Encore plus que dans l’érotomanie, c’est peut-être dans ce que Marcel Czermak a appelé « psychose unienne » que l’on retrouve un des abords spécifiques, il me semble, de l’amour dans les psychoses.
Je ne vais pas expliciter cette question. Je vous renvoie essentiellement à l’article « Un lien conjugal réussi »[10] et au cas déplié à cette occasion, celui de Madame Utile, cette femme qui disait de sa relation à son mari qu’elle l’avait choisi dès son enfance : « C’est un amour réel, complet, parce qu’on a grandi ensemble. Il fait partie de ma vie (…) j’étais pas pressée de me marier, j’attendais mon mari. Quand j’étais à l’école, je m’exerçais à ma signature à son nom ».
Si bien souvent l’érotomanie peut se stabiliser dans l’espoir un jour de faire Un avec celui ou celle qui a déclaré sa flamme, dans la psychose unienne faire Un n’est pas une promesse. L’unification se réalise.
Il s’agit dans ce type de tableau de trouver abri exclusif dans l’Autre. De faire Un dans l’Autre.
Le cas princeps de psychose unienne proposé par Marcel Czermak concernait la situation d’une femme. Marcel Czermak pensait en effet alors que ces psychoses se rencontraient exclusivement chez les femmes, mais les hommes ne font pourtant pas exception à ce type de tableau clinique.
A ce propos, je vous conseille de relire sous ce prisme l’Hyperion d’Hölderlin dans lequel il s’agit pour Hyperion de faire Un dans l’Autre, mais pas seulement dans l’autre féminin incarné par Diotime[11].
Je pense également à un patient que je rencontre toujours aujourd’hui. Il est veuf depuis 1994. Il avait rencontré sa femme à l’âge de dix-sept ans.
Il dit d’elle : « elle était tout pour moi, la mère, l’épouse, l’amie. Moi, j’étais totalement effacé ».
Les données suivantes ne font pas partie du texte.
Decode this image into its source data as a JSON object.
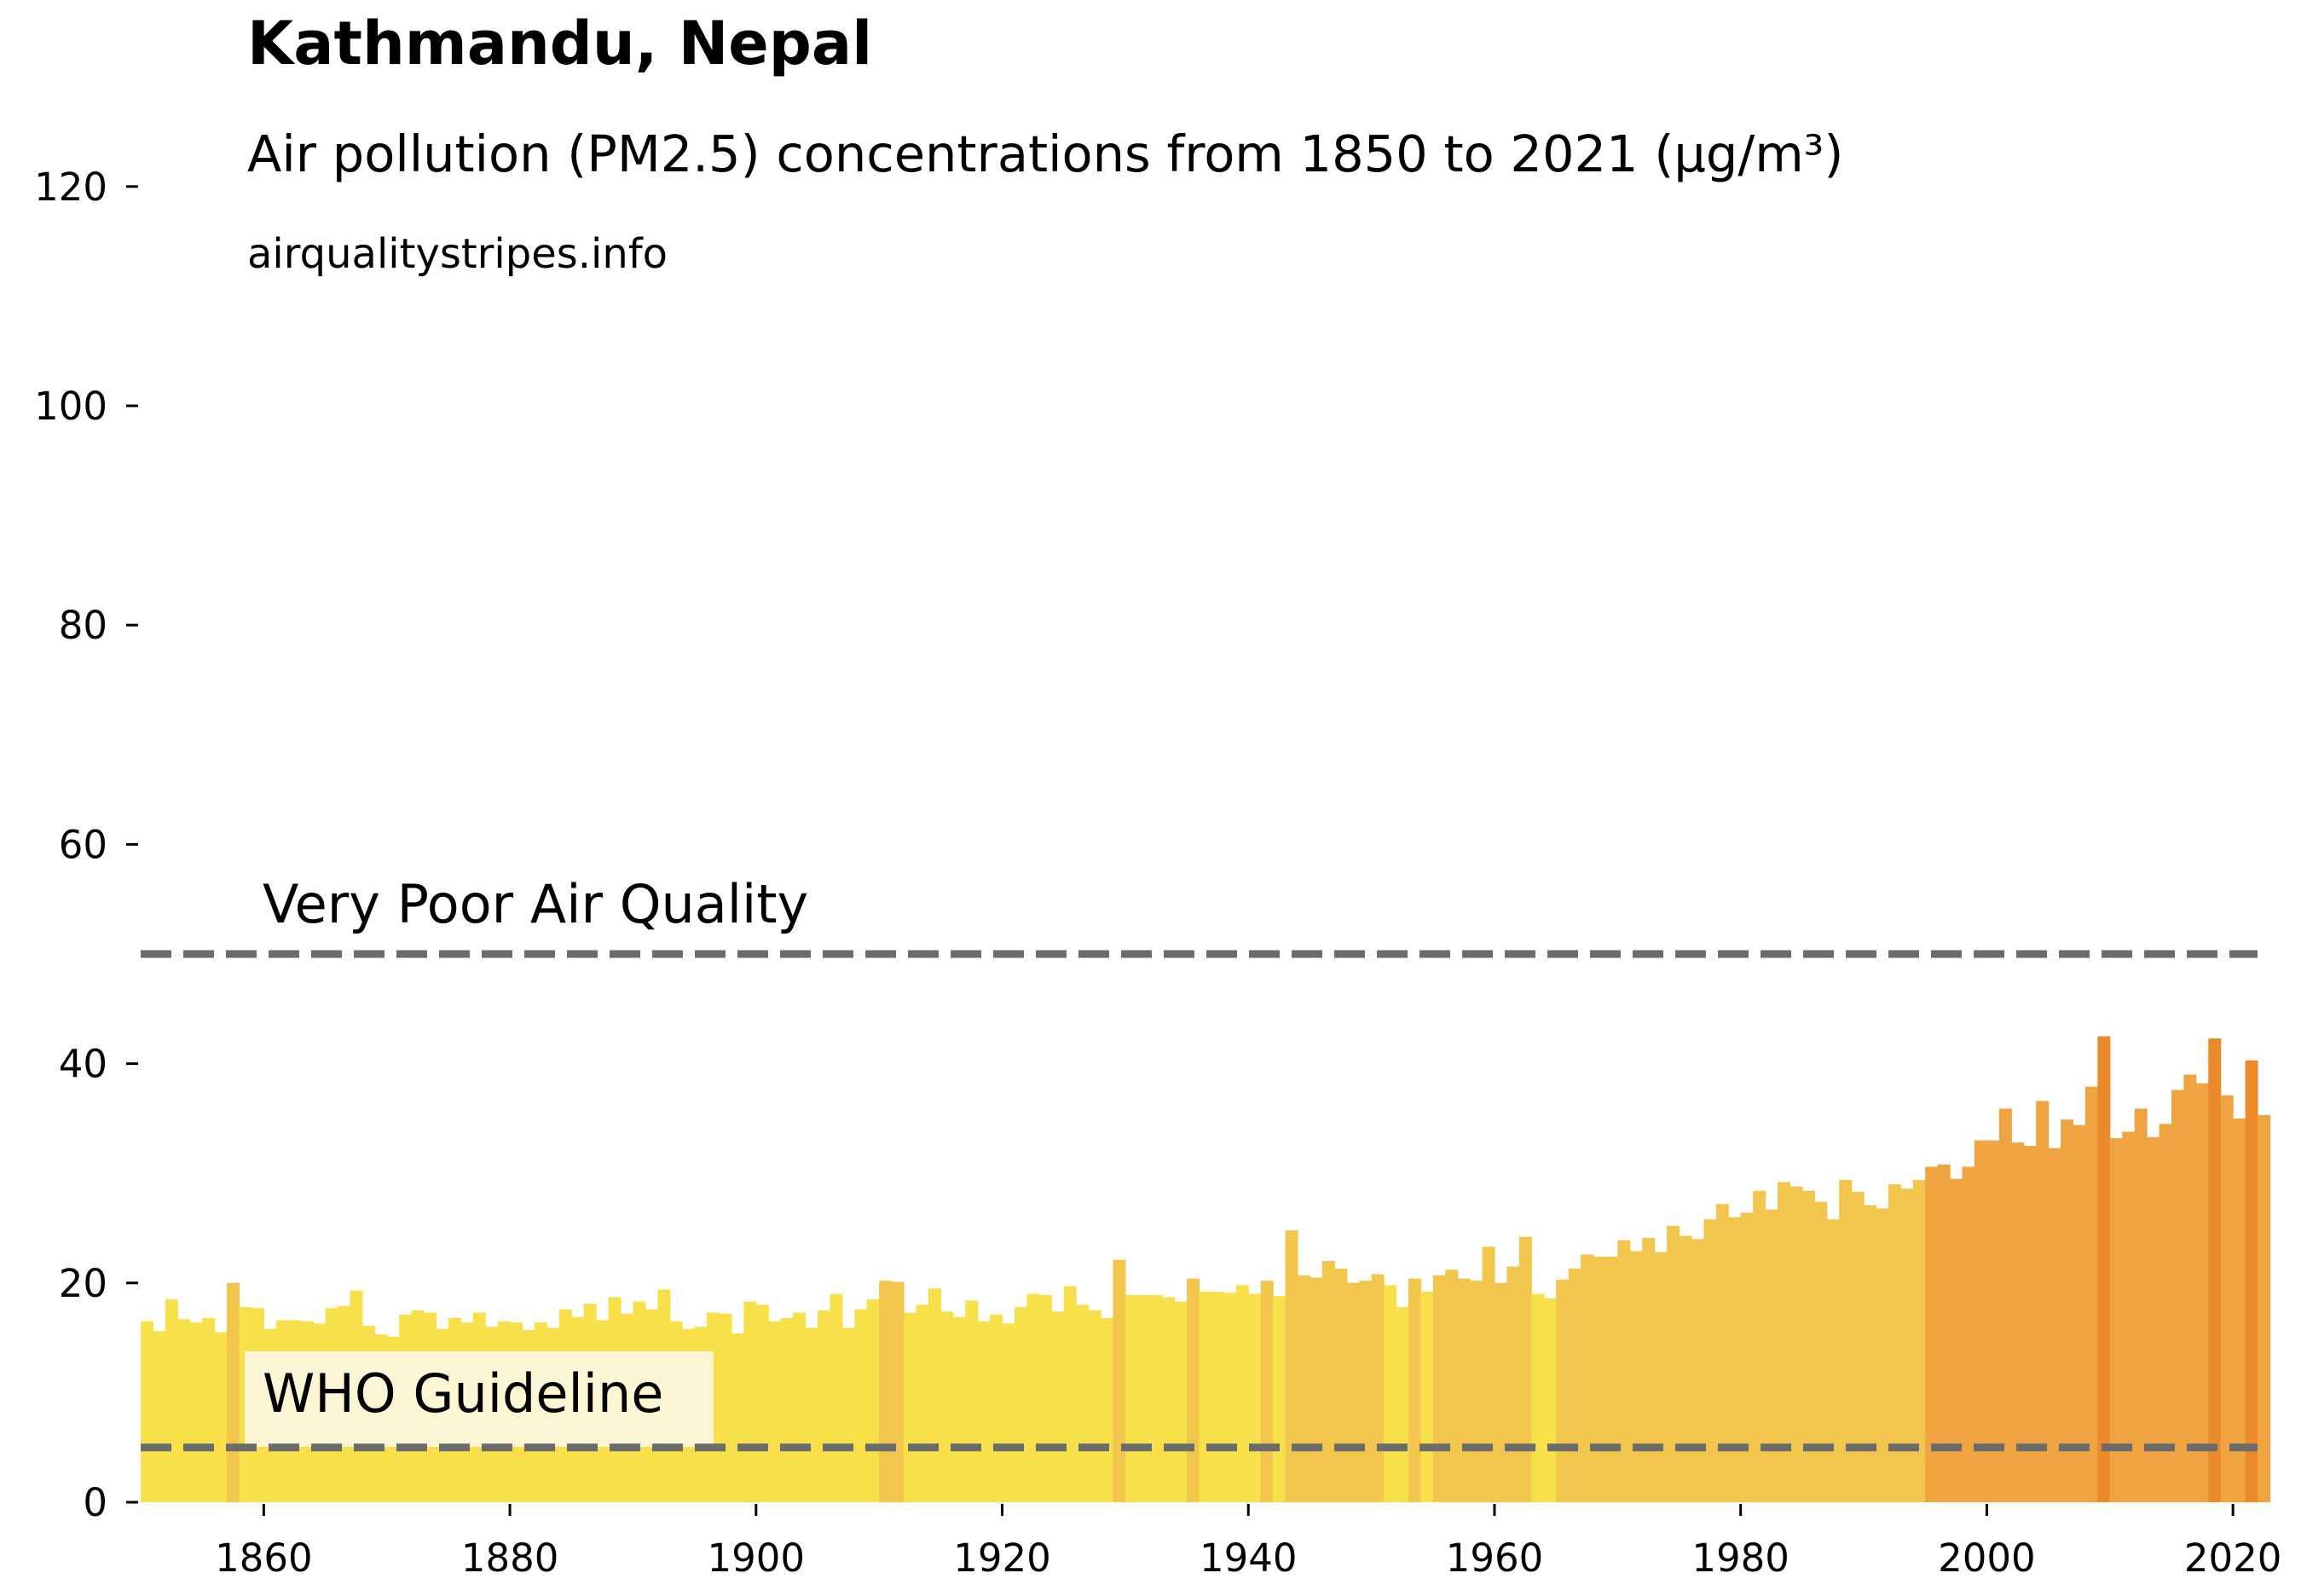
{
  "title": "Kathmandu, Nepal",
  "subtitle": "Air pollution (PM2.5) concentrations from 1850 to 2021 (µg/m³)",
  "source": "airqualitystripes.info",
  "chart_data": {
    "type": "bar",
    "xlim": [
      1850,
      2022
    ],
    "ylim": [
      0,
      125
    ],
    "yticks": [
      0,
      20,
      40,
      60,
      80,
      100,
      120
    ],
    "xticks": [
      1860,
      1880,
      1900,
      1920,
      1940,
      1960,
      1980,
      2000,
      2020
    ],
    "grid": false,
    "x_start": 1850,
    "values": [
      16.5,
      15.6,
      18.5,
      16.7,
      16.4,
      16.8,
      15.5,
      20.0,
      17.8,
      17.7,
      15.8,
      16.6,
      16.6,
      16.5,
      16.3,
      17.7,
      17.9,
      19.3,
      16.1,
      15.3,
      15.1,
      17.1,
      17.5,
      17.3,
      15.8,
      16.8,
      16.4,
      17.3,
      16.0,
      16.5,
      16.4,
      15.7,
      16.4,
      15.9,
      17.6,
      16.9,
      18.1,
      16.6,
      18.7,
      17.2,
      18.3,
      17.6,
      19.4,
      16.5,
      15.8,
      16.0,
      17.3,
      17.2,
      15.4,
      18.3,
      18.0,
      16.5,
      16.8,
      17.3,
      15.9,
      17.5,
      19.0,
      15.9,
      17.6,
      18.5,
      20.2,
      20.1,
      17.3,
      18.0,
      19.5,
      17.4,
      16.9,
      18.4,
      16.5,
      17.1,
      16.3,
      17.8,
      19.0,
      18.9,
      17.4,
      19.7,
      18.0,
      17.5,
      16.8,
      22.1,
      18.9,
      18.9,
      18.9,
      18.7,
      18.3,
      20.4,
      19.2,
      19.2,
      19.1,
      19.8,
      19.0,
      20.2,
      18.8,
      24.8,
      20.7,
      20.5,
      22.0,
      21.3,
      20.0,
      20.2,
      20.8,
      19.8,
      17.8,
      20.4,
      19.2,
      20.7,
      21.2,
      20.4,
      20.2,
      23.3,
      20.0,
      21.5,
      24.2,
      19.0,
      18.6,
      20.3,
      21.3,
      22.6,
      22.4,
      22.4,
      23.9,
      22.9,
      24.1,
      22.8,
      25.2,
      24.3,
      24.0,
      25.8,
      27.2,
      26.0,
      26.4,
      28.4,
      26.7,
      29.2,
      28.8,
      28.4,
      27.4,
      25.8,
      29.4,
      28.3,
      27.1,
      26.8,
      29.0,
      28.6,
      29.4,
      30.6,
      30.8,
      29.5,
      30.6,
      33.0,
      33.0,
      35.9,
      32.8,
      32.5,
      36.6,
      32.3,
      34.9,
      34.4,
      37.9,
      42.5,
      33.2,
      33.8,
      35.9,
      33.3,
      34.5,
      37.6,
      39.0,
      38.2,
      42.3,
      37.1,
      35.0,
      40.3,
      35.3
    ],
    "annotations": [
      {
        "text": "Very Poor Air Quality",
        "y": 50
      },
      {
        "text": "WHO Guideline",
        "y": 5
      }
    ],
    "colors": {
      "low": "#f8e04a",
      "mid": "#f2c64c",
      "high": "#f0a441",
      "peak": "#ea8a2b",
      "reference_line": "#6b6b6b",
      "label_box": "#fdf6d4"
    }
  }
}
Très vite après leur rencontre, Ils se sont installés dans un studio dans lequel ils vécurent en couple pendant vingt ans. Ils étaient à l’époque tombés sur l’annonce de ce studio, parfait pour eux selon lui, l’annonce indiquait seulement : « Quartier de Bastille. Idéal pour une personne ».
A la mort de sa femme, il développe entre autres un délire de persécution et il sera très souvent par la suite hospitalisé. Maintenant, ça fait quinze ans qu’il n’est plus à l’hôpital, Il reste toutefois en institution, et il vient depuis des années me voir tous les matins. « J’ai besoin de venir dans votre antre » me dit-il.
Il y a des traces de cet aspect de psychose unienne, non seulement dans le transfert comme vous l’entendez, mais également à l’évocation de sujets essentiels, notamment lorsqu’il pense à sa mort prochaine, il me dit, c’était cette semaine : « ma femme, elle est toute seule dans sa boite. Il n’y a pas de place mais j’aimerais y être. Ça doit être cher ! Et puis, j’aimerais être mis sur sa plaque à elle, là où y a son nom ».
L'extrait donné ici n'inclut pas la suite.